Thin clients and the Web
Friedlander agrees that Web-based computing eventually will become the most prevalent type of server-based computing. “Terminal Server and MetaFrame are transitional technologies,” he said. “Web-based technologies, including the Web-based application development tools that ViewSoft offers, eventually are going to make up the bulk of the usage—and Citrix just acquired ViewSoft, by the way.

“People don’t want to give up Windows, but Windows hasn’t really been tailored for the wide variety of platforms on which people want to deploy applications. I’m talking about cell phones and PDAs and terminals and anything else people can get their hands on that has a browser or some other type of access to data, whether it’s plugged in or wireless.

“So today’s thin-client technology is a transitional technology that allows people to access data with Windows applications, but I think more and more companies are going to start considering Web-based computing for future applications, or for updated versions of their current applications, especially the legacy ones.”

Friedlander said the move to more Web-based computing will dramatically affect current pricing models for LAN-centric applications. “Terminal Server is charged on a per-named user basis and is fairly expensive, even with the licensed pricing changes they made back in February. Even Citrix, although it’s licensed on a concurrent user basis, is expensive.

“Web-based computing, or Web-based thin clients, or whatever form they come in will challenge the pricing model. Whether or not they mean to, Microsoft and Citrix are changing the economics of operating system licensing by offering thin clients, and they’re going to make it more difficult for both themselves and other companies to charge on a per-named-user basis, especially with application outsourcing. As that picks up and takes off, they’re going to have a lot of trouble with customers who aren’t outsourcing. Microsoft is going to get a lot of grief for charging so much money for its product.”

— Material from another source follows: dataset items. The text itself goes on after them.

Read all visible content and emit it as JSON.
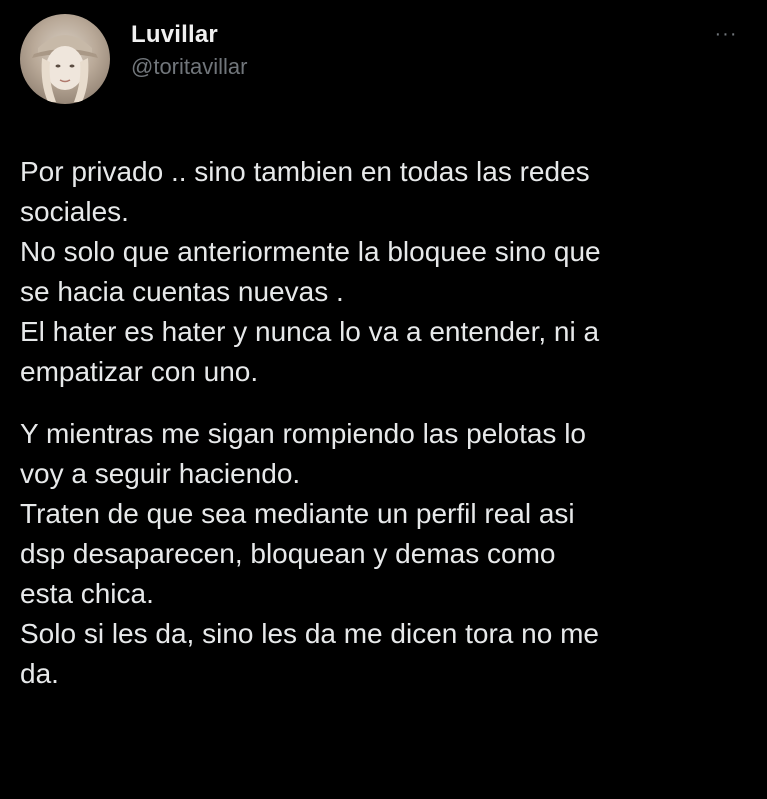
{
  "tweet": {
    "display_name": "Luvillar",
    "handle": "@toritavillar",
    "more_label": "···",
    "paragraphs": [
      {
        "lines": [
          "Por privado .. sino tambien en todas las redes",
          "sociales.",
          "No solo que anteriormente la bloquee sino que",
          "se hacia cuentas nuevas .",
          "El hater es hater y nunca lo va a entender, ni a",
          "empatizar con uno."
        ]
      },
      {
        "lines": [
          "Y mientras me sigan rompiendo las pelotas lo",
          "voy a seguir haciendo.",
          "Traten de que sea mediante un perfil real asi",
          "dsp desaparecen, bloquean y demas como",
          "esta chica.",
          "Solo si les da, sino les da me dicen tora no me",
          "da."
        ]
      }
    ]
  },
  "colors": {
    "background": "#000000",
    "text": "#e7e9ea",
    "secondary": "#71767b"
  },
  "icons": {
    "more": "more-horizontal-icon",
    "avatar": "profile-avatar"
  }
}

Even further down the road, the server-based model may appear very different than it does today. Frank Gillett, senior analyst at Forrester Research, said, “I don’t think thin clients, as currently conceived, are ever going to take away a big chunk from PCs. Years down the road, we’re going to see some kind of significantly different approach to the client-server computing architecture. Basically, I’m expecting both today’s version of thin clients, as exhibited by Citrix and others, and today’s PCs to be washed away by something else simpler and more straightforward—something that divides up the labor differently than either one of those models.

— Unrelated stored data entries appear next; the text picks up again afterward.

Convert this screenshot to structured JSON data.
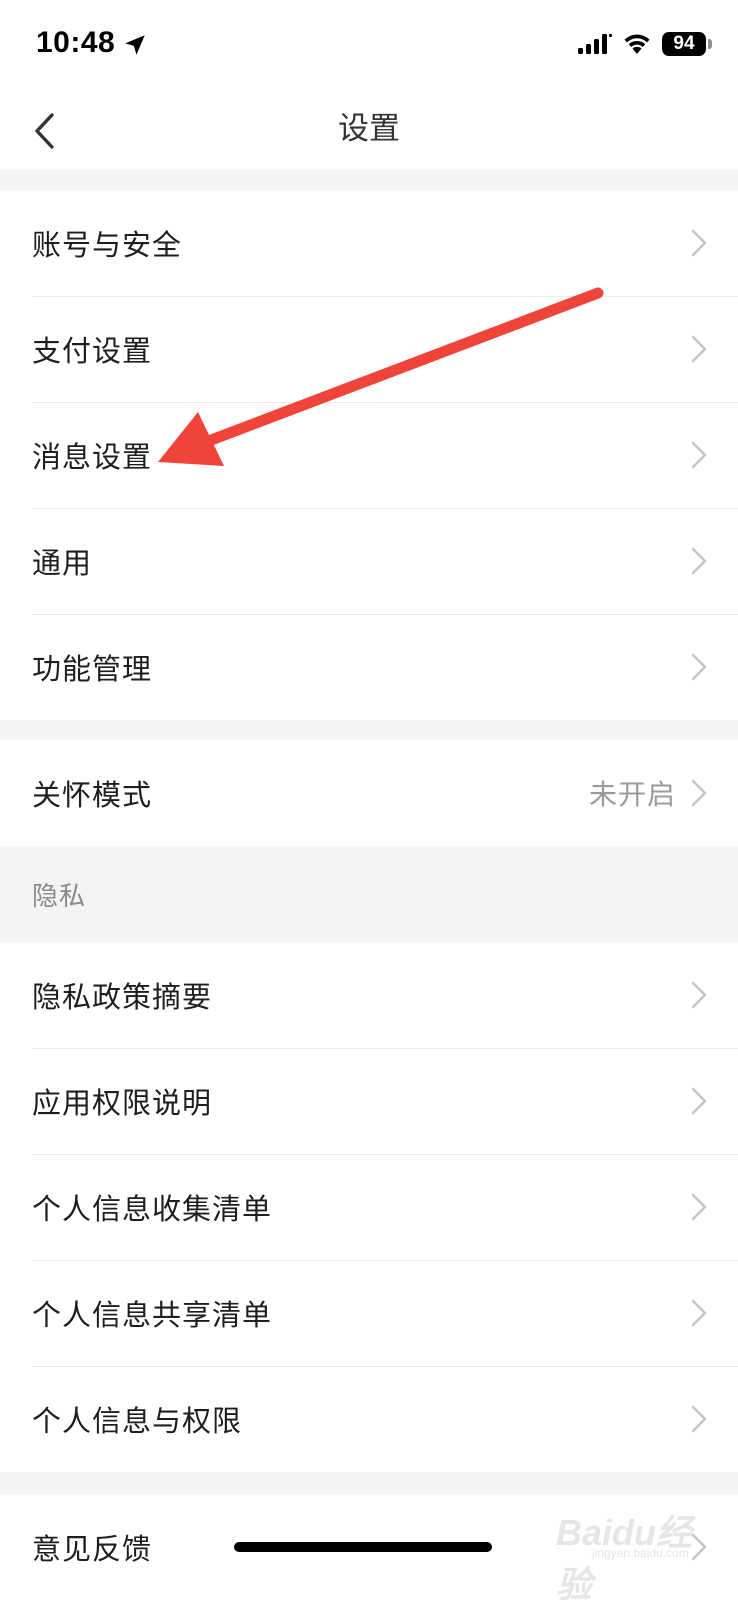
{
  "status_bar": {
    "time": "10:48",
    "location_icon": "location-arrow-icon",
    "signal_icon": "cellular-signal-icon",
    "wifi_icon": "wifi-icon",
    "battery_level": "94"
  },
  "nav": {
    "back_icon": "chevron-left-icon",
    "title": "设置"
  },
  "groups": {
    "main": [
      {
        "label": "账号与安全"
      },
      {
        "label": "支付设置"
      },
      {
        "label": "消息设置"
      },
      {
        "label": "通用"
      },
      {
        "label": "功能管理"
      }
    ],
    "care": [
      {
        "label": "关怀模式",
        "value": "未开启"
      }
    ],
    "privacy_header": "隐私",
    "privacy": [
      {
        "label": "隐私政策摘要"
      },
      {
        "label": "应用权限说明"
      },
      {
        "label": "个人信息收集清单"
      },
      {
        "label": "个人信息共享清单"
      },
      {
        "label": "个人信息与权限"
      }
    ],
    "feedback": [
      {
        "label": "意见反馈"
      }
    ]
  },
  "annotation": {
    "color": "#f0443a",
    "icon": "red-arrow-annotation"
  },
  "watermark": {
    "text": "Baidu经验",
    "sub": "jingyan.baidu.com"
  },
  "colors": {
    "background": "#f4f4f4",
    "surface": "#ffffff",
    "text": "#1e1e1e",
    "secondary_text": "#9a9a9a",
    "chevron": "#c4c4c4"
  }
}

“Specifically, I expect to see a device that can pretend it’s on the network, save up the things you do when you’re offline, and then connect them when you’re back online. Today’s thin-client architectures can’t hope to do that.”

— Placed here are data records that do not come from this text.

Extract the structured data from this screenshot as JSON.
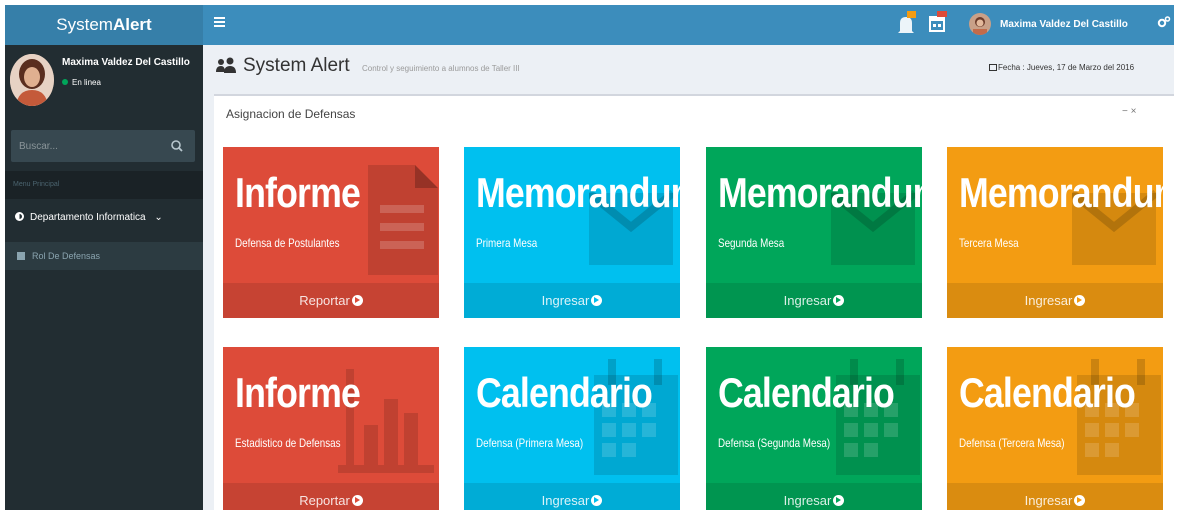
{
  "app": {
    "logo_a": "System",
    "logo_b": "Alert"
  },
  "topbar": {
    "user_name": "Maxima Valdez Del Castillo",
    "icons": [
      "hamburger-icon",
      "bell-icon",
      "calendar-icon",
      "gears-icon"
    ]
  },
  "sidebar": {
    "user_name": "Maxima Valdez Del Castillo",
    "status": "En linea",
    "search_placeholder": "Buscar...",
    "menu_header": "Menu Principal",
    "department": "Departamento Informatica",
    "sub_item": "Rol De Defensas"
  },
  "header": {
    "title": "System Alert",
    "subtitle": "Control y seguimiento a alumnos de Taller III",
    "date": "Fecha : Jueves, 17 de Marzo del 2016"
  },
  "box": {
    "title": "Asignacion de Defensas",
    "tools": "−  ×"
  },
  "tiles": [
    {
      "title": "Informe",
      "subtitle": "Defensa de Postulantes",
      "action": "Reportar",
      "color": "#dd4b39",
      "icon": "document-icon"
    },
    {
      "title": "Memorandum",
      "subtitle": "Primera Mesa",
      "action": "Ingresar",
      "color": "#00c0ef",
      "icon": "envelope-icon"
    },
    {
      "title": "Memorandum",
      "subtitle": "Segunda Mesa",
      "action": "Ingresar",
      "color": "#00a65a",
      "icon": "envelope-icon"
    },
    {
      "title": "Memorandum",
      "subtitle": "Tercera Mesa",
      "action": "Ingresar",
      "color": "#f39c12",
      "icon": "envelope-icon"
    },
    {
      "title": "Informe",
      "subtitle": "Estadistico de Defensas",
      "action": "Reportar",
      "color": "#dd4b39",
      "icon": "bar-chart-icon"
    },
    {
      "title": "Calendario",
      "subtitle": "Defensa (Primera Mesa)",
      "action": "Ingresar",
      "color": "#00c0ef",
      "icon": "calendar-icon"
    },
    {
      "title": "Calendario",
      "subtitle": "Defensa (Segunda Mesa)",
      "action": "Ingresar",
      "color": "#00a65a",
      "icon": "calendar-icon"
    },
    {
      "title": "Calendario",
      "subtitle": "Defensa (Tercera Mesa)",
      "action": "Ingresar",
      "color": "#f39c12",
      "icon": "calendar-icon"
    }
  ]
}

  • Fat client: A computer that includes an operating system, RAM, ROM, a processor, and installed applications that run on the desktop (compare with “thin client”). In a server-based computing system, fat clients can operate as thin clients.
  • Network computer: A thin-client device that executes applications locally after downloading them from a network.
  • Server-based computing: An approach to delivering an application in which the software’s logic executes on a server. Only the interface is transmitted via a network to a client device.
  • Session shadowing: A feature of some software that lets IT support professionals remotely join, monitor, or take control of a user’s application session.
  • Thin client: A low-cost computing device that accesses applications from a central server or network, so it usually doesn’t need powerful processors or large amounts of RAM and ROM.
  • Total cost of ownership (TCO): A model that helps IT professionals analyze the direct and indirect costs of buying and maintaining an application or a system. Besides the purchase price, TCO typically includes training, upgrades, and administration. Lowering TCO is a key benefit touted by server-based computing hardware and software vendors.